• October 18, 2024

Departemen Luar Negeri AS menyetujui kemungkinan penjualan helikopter serang ke PH

MANILA, Filipina – Departemen Luar Negeri AS telah menyetujui kemungkinan penjualan salah satu dari dua jenis helikopter serang kepada pemerintah Filipina, Badan Kerja Sama Keamanan Pertahanan AS (DSCA) mengumumkan di situs webnya Kamis, 30 April (Waktu Pantai Timur AS) . .

Pemerintah Filipina sebelumnya telah meminta untuk membeli 6 helikopter serang melalui perjanjian antar pemerintah dengan Amerika Serikat.
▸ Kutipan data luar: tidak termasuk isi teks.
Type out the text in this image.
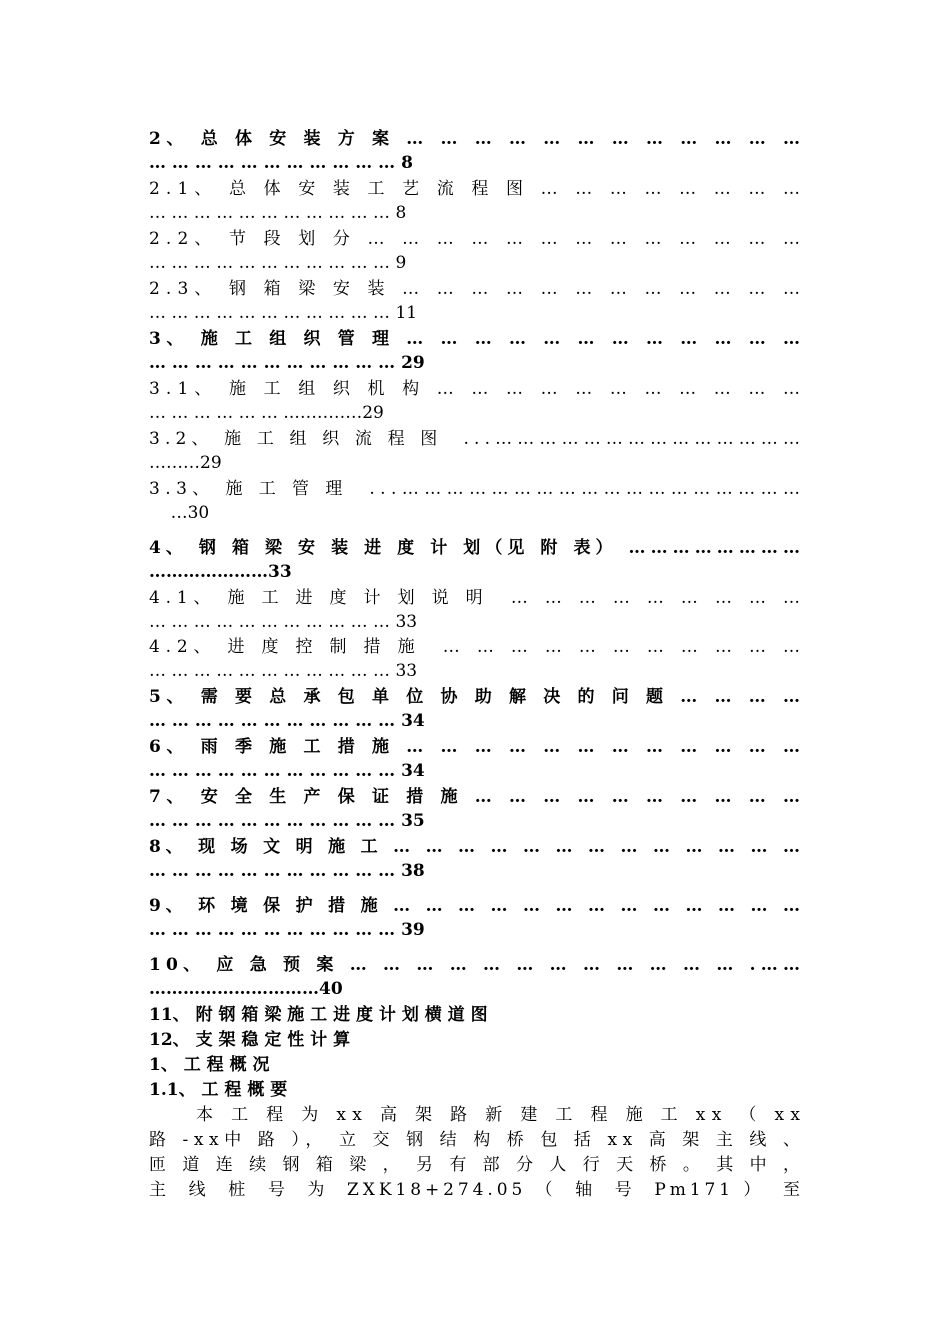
2、 总 体 安 装 方 案 … … … … … … … … … … … …
… … … … … … … … … … … 8
2.1、 总 体 安 装 工 艺 流 程 图 … … … … … … … …
… … … … … … … … … … … 8
2.2、 节 段 划 分 … … … … … … … … … … … … …
… … … … … … … … … … … 9
2.3、 钢 箱 梁 安 装 … … … … … … … … … … … …
… … … … … … … … … … … 11
3、 施 工 组 织 管 理 … … … … … … … … … … … …
… … … … … … … … … … … 29
3.1、 施 工 组 织 机 构 … … … … … … … … … … …
… … … … … … ..…………29
3.2、 施 工 组 织 流 程 图  ...……………………………………
………29
3.3、 施 工 管 理  ...………………………………………………
…30
4、 钢 箱 梁 安 装 进 度 计 划（见 附 表） ……………………
…………………33
4.1、 施 工 进 度 计 划 说 明  … … … … … … … … …
… … … … … … … … … … … 33
4.2、 进 度 控 制 措 施  … … … … … … … … … … …
… … … … … … … … … … … 33
5、 需 要 总 承 包 单 位 协 助 解 决 的 问 题 … … … …
… … … … … … … … … … … 34
6、 雨 季 施 工 措 施 … … … … … … … … … … … …
… … … … … … … … … … … 34
7、 安 全 生 产 保 证 措 施 … … … … … … … … … …
… … … … … … … … … … … 35
8、 现 场 文 明 施 工 … … … … … … … … … … … … …
… … … … … … … … … … … 38
9、 环 境 保 护 措 施 … … … … … … … … … … … … …
… … … … … … … … … … … 39
10、 应 急 预 案 … … … … … … … … … … … … .……
…………………………40
11、 附 钢 箱 梁 施 工 进 度 计 划 横 道 图
12、 支 架 稳 定 性 计 算
1、 工 程 概 况
1.1、 工 程 概 要
本 工 程 为 xx 高 架 路 新 建 工 程 施 工 xx （ xx
路 -xx中 路 ）， 立 交 钢 结 构 桥 包 括 xx 高 架 主 线 、
匝 道 连 续 钢 箱 梁 ， 另 有 部 分 人 行 天 桥 。 其 中 ，
主  线  桩  号  为  ZXK18+274.05 （  轴  号  Pm171 ）  至
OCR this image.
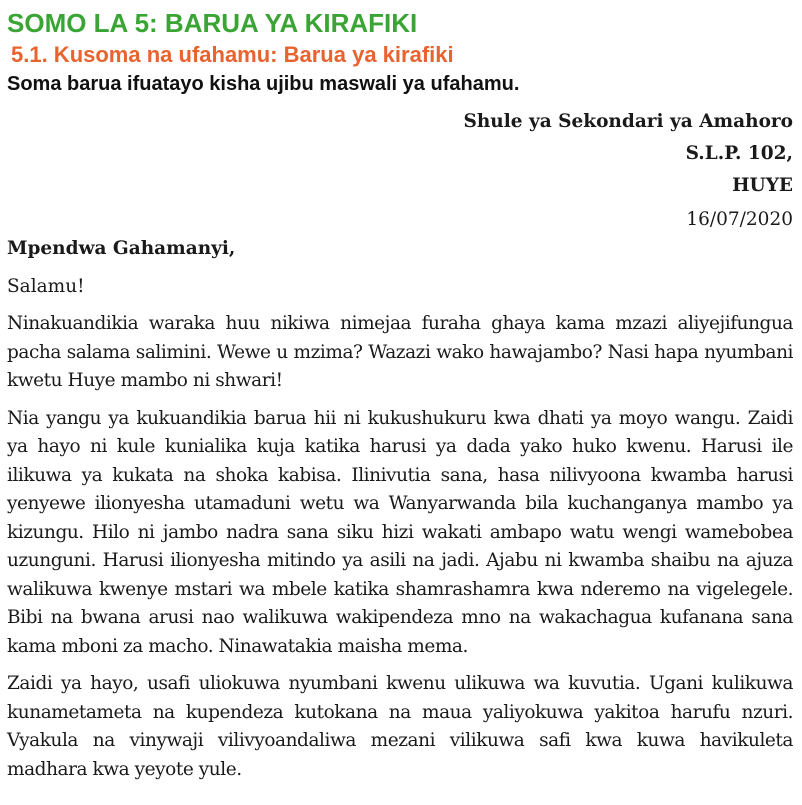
SOMO LA 5: BARUA YA KIRAFIKI
5.1. Kusoma na ufahamu: Barua ya kirafiki

Soma barua ifuatayo kisha ujibu maswali ya ufahamu.

Shule ya Sekondari ya Amahoro
S.L.P. 102,
HUYE
16/07/2020

Mpendwa Gahamanyi,

Salamu!

Ninakuandikia waraka huu nikiwa nimejaa furaha ghaya kama mzazi aliyejifungua pacha salama salimini. Wewe u mzima? Wazazi wako hawajambo? Nasi hapa nyumbani kwetu Huye mambo ni shwari!

Nia yangu ya kukuandikia barua hii ni kukushukuru kwa dhati ya moyo wangu. Zaidi ya hayo ni kule kunialika kuja katika harusi ya dada yako huko kwenu. Harusi ile ilikuwa ya kukata na shoka kabisa. Ilinivutia sana, hasa nilivyoona kwamba harusi yenyewe ilionyesha utamaduni wetu wa Wanyarwanda bila kuchanganya mambo ya kizungu. Hilo ni jambo nadra sana siku hizi wakati ambapo watu wengi wamebobea uzunguni. Harusi ilionyesha mitindo ya asili na jadi. Ajabu ni kwamba shaibu na ajuza walikuwa kwenye mstari wa mbele katika shamrashamra kwa nderemo na vigelegele. Bibi na bwana arusi nao walikuwa wakipendeza mno na wakachagua kufanana sana kama mboni za macho. Ninawatakia maisha mema.

Zaidi ya hayo, usafi uliokuwa nyumbani kwenu ulikuwa wa kuvutia. Ugani kulikuwa kunametameta na kupendeza kutokana na maua yaliyokuwa yakitoa harufu nzuri. Vyakula na vinywaji vilivyoandaliwa mezani vilikuwa safi kwa kuwa havikuleta madhara kwa yeyote yule.
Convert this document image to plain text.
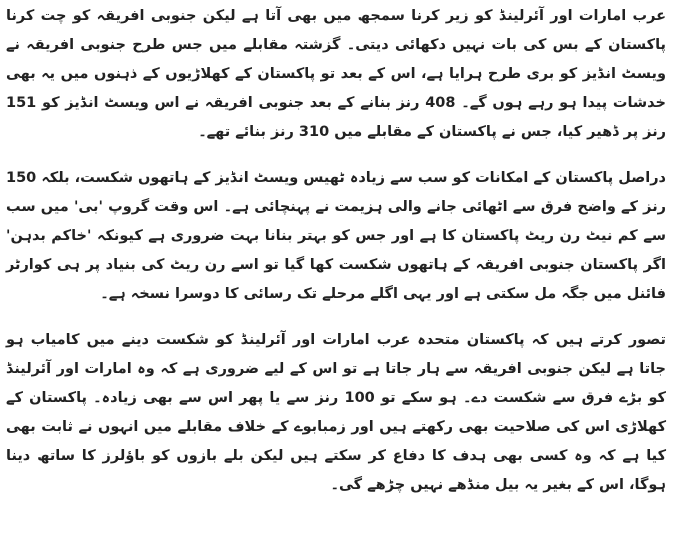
عرب امارات اور آئرلینڈ کو زیر کرنا سمجھ میں بھی آتا ہے لیکن جنوبی افریقہ کو چت کرنا پاکستان کے بس کی بات نہیں دکھائی دیتی۔ گزشتہ مقابلے میں جس طرح جنوبی افریقہ نے ویسٹ انڈیز کو بری طرح ہرایا ہے، اس کے بعد تو پاکستان کے کھلاڑیوں کے ذہنوں میں یہ بھی خدشات پیدا ہو رہے ہوں گے۔ 408 رنز بنانے کے بعد جنوبی افریقہ نے اس ویسٹ انڈیز کو 151 رنز پر ڈھیر کیا، جس نے پاکستان کے مقابلے میں 310 رنز بنائے تھے۔

دراصل پاکستان کے امکانات کو سب سے زیادہ ٹھیس ویسٹ انڈیز کے ہاتھوں شکست، بلکہ 150 رنز کے واضح فرق سے اٹھائی جانے والی ہزیمت نے پہنچائی ہے۔ اس وقت گروپ 'بی' میں سب سے کم نیٹ رن ریٹ پاکستان کا ہے اور جس کو بہتر بنانا بہت ضروری ہے کیونکہ 'خاکم بدہن' اگر پاکستان جنوبی افریقہ کے ہاتھوں شکست کھا گیا تو اسے رن ریٹ کی بنیاد پر ہی کوارٹر فائنل میں جگہ مل سکتی ہے اور یہی اگلے مرحلے تک رسائی کا دوسرا نسخہ ہے۔

تصور کرتے ہیں کہ پاکستان متحدہ عرب امارات اور آئرلینڈ کو شکست دینے میں کامیاب ہو جاتا ہے لیکن جنوبی افریقہ سے ہار جاتا ہے تو اس کے لیے ضروری ہے کہ وہ امارات اور آئرلینڈ کو بڑے فرق سے شکست دے۔ ہو سکے تو 100 رنز سے یا پھر اس سے بھی زیادہ۔ پاکستان کے کھلاڑی اس کی صلاحیت بھی رکھتے ہیں اور زمبابوے کے خلاف مقابلے میں انہوں نے ثابت بھی کیا ہے کہ وہ کسی بھی ہدف کا دفاع کر سکتے ہیں لیکن بلے بازوں کو باؤلرز کا ساتھ دینا ہوگا، اس کے بغیر یہ بیل منڈھے نہیں چڑھے گی۔
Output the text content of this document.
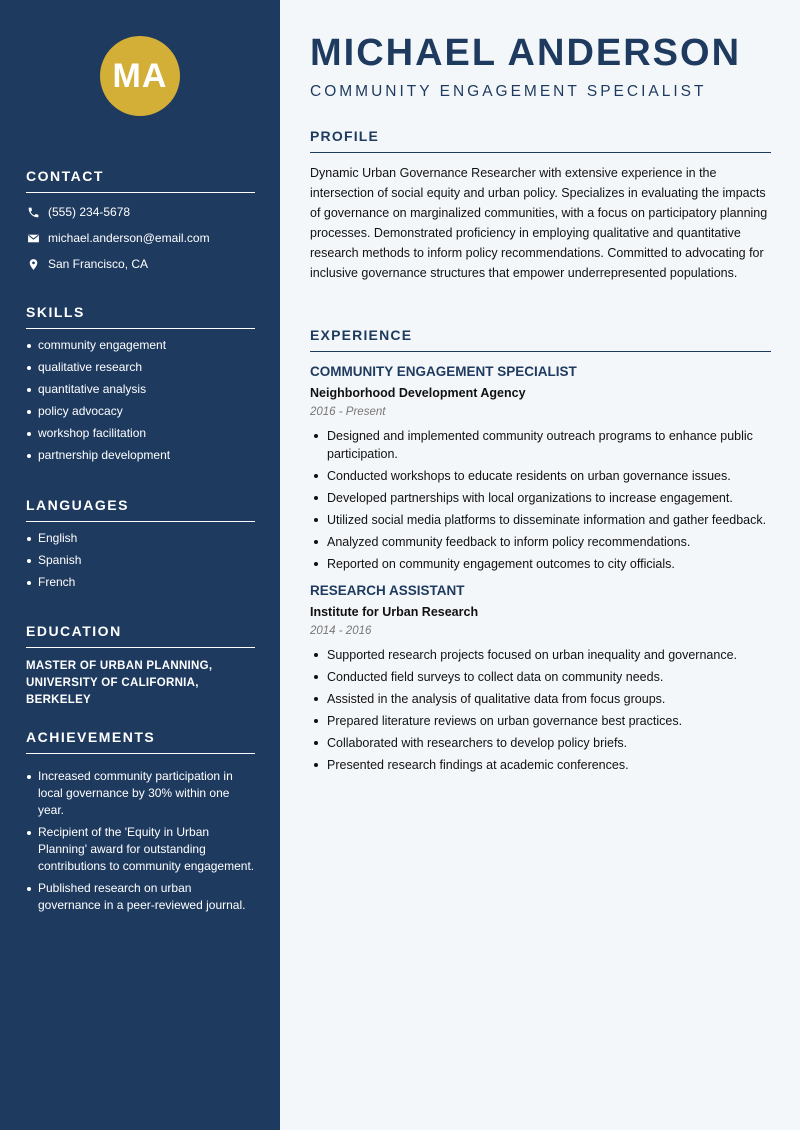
MA
CONTACT
(555) 234-5678
michael.anderson@email.com
San Francisco, CA
SKILLS
community engagement
qualitative research
quantitative analysis
policy advocacy
workshop facilitation
partnership development
LANGUAGES
English
Spanish
French
EDUCATION
MASTER OF URBAN PLANNING, UNIVERSITY OF CALIFORNIA, BERKELEY
ACHIEVEMENTS
Increased community participation in local governance by 30% within one year.
Recipient of the 'Equity in Urban Planning' award for outstanding contributions to community engagement.
Published research on urban governance in a peer-reviewed journal.
MICHAEL ANDERSON
COMMUNITY ENGAGEMENT SPECIALIST
PROFILE
Dynamic Urban Governance Researcher with extensive experience in the intersection of social equity and urban policy. Specializes in evaluating the impacts of governance on marginalized communities, with a focus on participatory planning processes. Demonstrated proficiency in employing qualitative and quantitative research methods to inform policy recommendations. Committed to advocating for inclusive governance structures that empower underrepresented populations.
EXPERIENCE
COMMUNITY ENGAGEMENT SPECIALIST
Neighborhood Development Agency
2016 - Present
Designed and implemented community outreach programs to enhance public participation.
Conducted workshops to educate residents on urban governance issues.
Developed partnerships with local organizations to increase engagement.
Utilized social media platforms to disseminate information and gather feedback.
Analyzed community feedback to inform policy recommendations.
Reported on community engagement outcomes to city officials.
RESEARCH ASSISTANT
Institute for Urban Research
2014 - 2016
Supported research projects focused on urban inequality and governance.
Conducted field surveys to collect data on community needs.
Assisted in the analysis of qualitative data from focus groups.
Prepared literature reviews on urban governance best practices.
Collaborated with researchers to develop policy briefs.
Presented research findings at academic conferences.
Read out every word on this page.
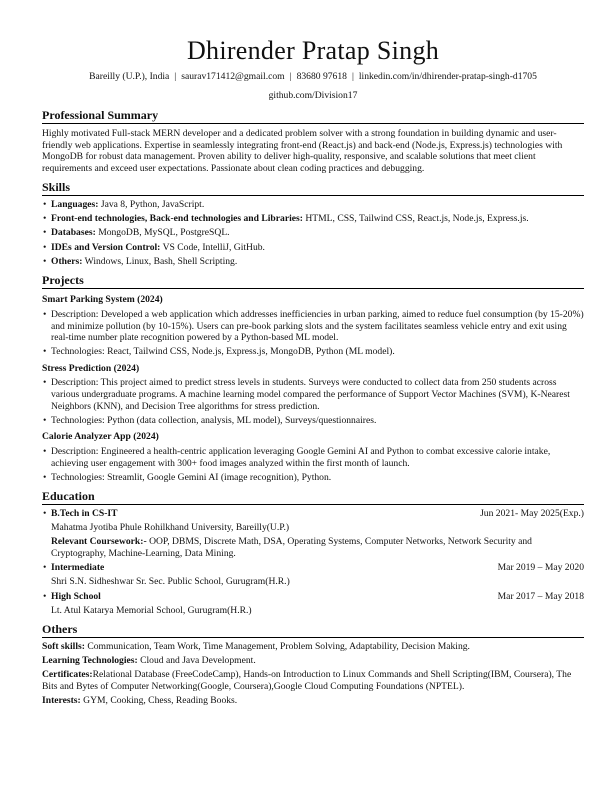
Dhirender Pratap Singh
Bareilly (U.P.), India | saurav171412@gmail.com | 83680 97618 | linkedin.com/in/dhirender-pratap-singh-d1705
github.com/Division17
Professional Summary
Highly motivated Full-stack MERN developer and a dedicated problem solver with a strong foundation in building dynamic and user-friendly web applications. Expertise in seamlessly integrating front-end (React.js) and back-end (Node.js, Express.js) technologies with MongoDB for robust data management. Proven ability to deliver high-quality, responsive, and scalable solutions that meet client requirements and exceed user expectations. Passionate about clean coding practices and debugging.
Skills
• Languages: Java 8, Python, JavaScript.
• Front-end technologies, Back-end technologies and Libraries: HTML, CSS, Tailwind CSS, React.js, Node.js, Express.js.
• Databases: MongoDB, MySQL, PostgreSQL.
• IDEs and Version Control: VS Code, IntelliJ, GitHub.
• Others: Windows, Linux, Bash, Shell Scripting.
Projects
Smart Parking System (2024)
• Description: Developed a web application which addresses inefficiencies in urban parking, aimed to reduce fuel consumption (by 15-20%) and minimize pollution (by 10-15%). Users can pre-book parking slots and the system facilitates seamless vehicle entry and exit using real-time number plate recognition powered by a Python-based ML model.
• Technologies: React, Tailwind CSS, Node.js, Express.js, MongoDB, Python (ML model).
Stress Prediction (2024)
• Description: This project aimed to predict stress levels in students. Surveys were conducted to collect data from 250 students across various undergraduate programs. A machine learning model compared the performance of Support Vector Machines (SVM), K-Nearest Neighbors (KNN), and Decision Tree algorithms for stress prediction.
• Technologies: Python (data collection, analysis, ML model), Surveys/questionnaires.
Calorie Analyzer App (2024)
• Description: Engineered a health-centric application leveraging Google Gemini AI and Python to combat excessive calorie intake, achieving user engagement with 300+ food images analyzed within the first month of launch.
• Technologies: Streamlit, Google Gemini AI (image recognition), Python.
Education
• B.Tech in CS-IT	Jun 2021- May 2025(Exp.)
Mahatma Jyotiba Phule Rohilkhand University, Bareilly(U.P.)
Relevant Coursework:- OOP, DBMS, Discrete Math, DSA, Operating Systems, Computer Networks, Network Security and Cryptography, Machine-Learning, Data Mining.
• Intermediate	Mar 2019 – May 2020
Shri S.N. Sidheshwar Sr. Sec. Public School, Gurugram(H.R.)
• High School	Mar 2017 – May 2018
Lt. Atul Katarya Memorial School, Gurugram(H.R.)
Others
Soft skills: Communication, Team Work, Time Management, Problem Solving, Adaptability, Decision Making.
Learning Technologies: Cloud and Java Development.
Certificates:Relational Database (FreeCodeCamp), Hands-on Introduction to Linux Commands and Shell Scripting(IBM, Coursera), The Bits and Bytes of Computer Networking(Google, Coursera),Google Cloud Computing Foundations (NPTEL).
Interests: GYM, Cooking, Chess, Reading Books.
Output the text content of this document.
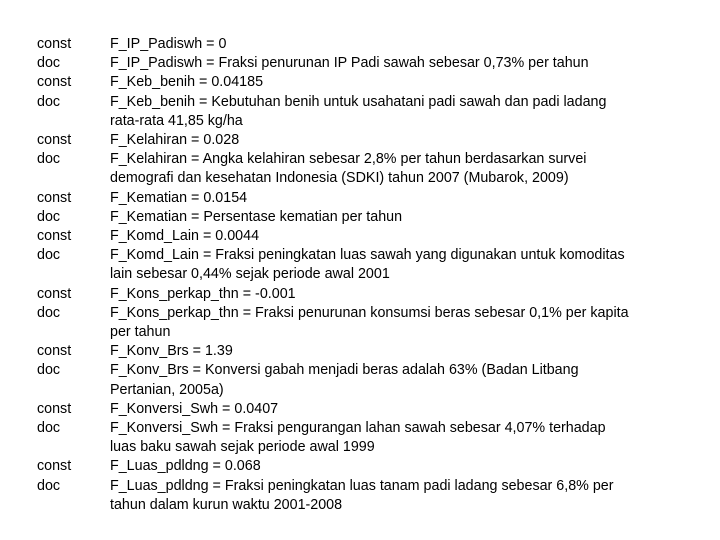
const	F_IP_Padiswh = 0
doc	F_IP_Padiswh = Fraksi penurunan IP Padi sawah sebesar 0,73% per tahun
const	F_Keb_benih = 0.04185
doc	F_Keb_benih = Kebutuhan benih untuk usahatani padi sawah dan padi ladang
rata-rata 41,85 kg/ha
const	F_Kelahiran = 0.028
doc	F_Kelahiran = Angka kelahiran sebesar 2,8% per tahun berdasarkan survei
demografi dan kesehatan Indonesia (SDKI) tahun 2007 (Mubarok, 2009)
const	F_Kematian = 0.0154
doc	F_Kematian = Persentase kematian per tahun
const	F_Komd_Lain = 0.0044
doc	F_Komd_Lain = Fraksi peningkatan luas sawah yang digunakan untuk komoditas
lain sebesar 0,44% sejak periode awal 2001
const	F_Kons_perkap_thn = -0.001
doc	F_Kons_perkap_thn = Fraksi penurunan konsumsi beras sebesar 0,1% per kapita
per tahun
const	F_Konv_Brs = 1.39
doc	F_Konv_Brs = Konversi gabah menjadi beras adalah 63% (Badan Litbang
Pertanian, 2005a)
const	F_Konversi_Swh = 0.0407
doc	F_Konversi_Swh = Fraksi pengurangan lahan sawah sebesar 4,07% terhadap
luas baku sawah sejak periode awal 1999
const	F_Luas_pdldng = 0.068
doc	F_Luas_pdldng = Fraksi peningkatan luas tanam padi ladang sebesar 6,8% per
tahun dalam kurun waktu 2001-2008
Artinya, pembelian aset pabrikan swasta oleh pemerintah AS dilakukan melalui program Penjualan Militer Asing (FMS).

Departemen Luar Negeri menyetujui kemungkinan penjualan salah satunya 6 ular berbisa AH-1Z helikopter serang atau 6 Apache AH-64E helikopter serang – namun Filipina belum memutuskan platform mana yang mereka sukai.

“Filipina sedang mempertimbangkan AH-1Z (Viper) atau AH-64E (Apache) untuk memodernisasi kemampuan helikopter serangnya. Penjualan yang diusulkan akan membantu Filipina dalam mengembangkan dan mempertahankan pertahanan diri yang kuat, anti-terorisme, dan perlindungan infrastruktur penting,” kata DSCA.

Salah satu perbedaan besar adalah harganya. Paket yang mencakup 6 helikopter Viper, peralatan, senjata, suku cadang, pelatihan, dukungan, dan layanan lainnya diperkirakan bernilai $450 juta, atau sekitar P22,7 miliar dengan nilai tukar saat ini.

Paket untuk 6 helikopter Apache dilengkapi dengan daftar peralatan dan senjata yang lebih panjang, dan harganya jauh lebih tinggi, sekitar $1,5 miliar, atau sekitar P75,8 miliar dengan nilai tukar saat ini.

Bell Helicopters yang berbasis di Texas dan General Electric (GE) yang berbasis di Massachusetts akan menjadi kontraktor utama untuk helikopter AH-1Z Viper. Paket ini akan mencakup 14 mesin GE T700-401C, 7 Honeywell Embedded Global Positioning Systems/Inertial Navigation dengan Precise Positioning Service, 6 rudal AGM-114 Hellfire II dan 26 peluru serba guna Advanced Precision Kill Weapon System.

Untuk helikopter Apache AH-64E, kontraktor utamanya adalah Boeing di Arizona dan Lockheed Martin di Florida. Paket tersebut mencakup 18 mesin GE T700-701D, 15 Honeywell Embedded Global Positioning Systems/Inertial Navigation dengan Precision Positioning Service, 200 rudal AGM-114 Hellfire, 300 kit Advanced Precision Kill Weapon System dan 200 rudal FIM-92H Stinger.

Boeing sebelumnya mengklaim bahwa AH-64E Apache adalah “helikopter serang multi-misi tercanggih milik militer AS dan setidaknya 15 angkatan bersenjata lainnya di dunia”. Penyelidik melaporkan pada bulan Desember 2019.

Platform mana pun yang dipilih pemerintah Filipina, perjanjian tersebut akan mencakup pemerintah AS dan kontraktor yang mengirimkan personel ke Filipina untuk pelatihan, bantuan teknis, dan dukungan logistik selama periode dua tahun.

“Filipina tidak akan mengalami masalah dalam menyerap peralatan dan dukungan ini ke dalam angkatan bersenjatanya,” kata DSCA.

Pemerintah Filipina sedang mempertimbangkan opsi ketiga untuk helikopter serang – yaitu buatan Turki SERANGAN T129 – meskipun sebuah laporan mengatakan bahwa ada masalah dengan penyediaan sebagian besar komponen platform ini.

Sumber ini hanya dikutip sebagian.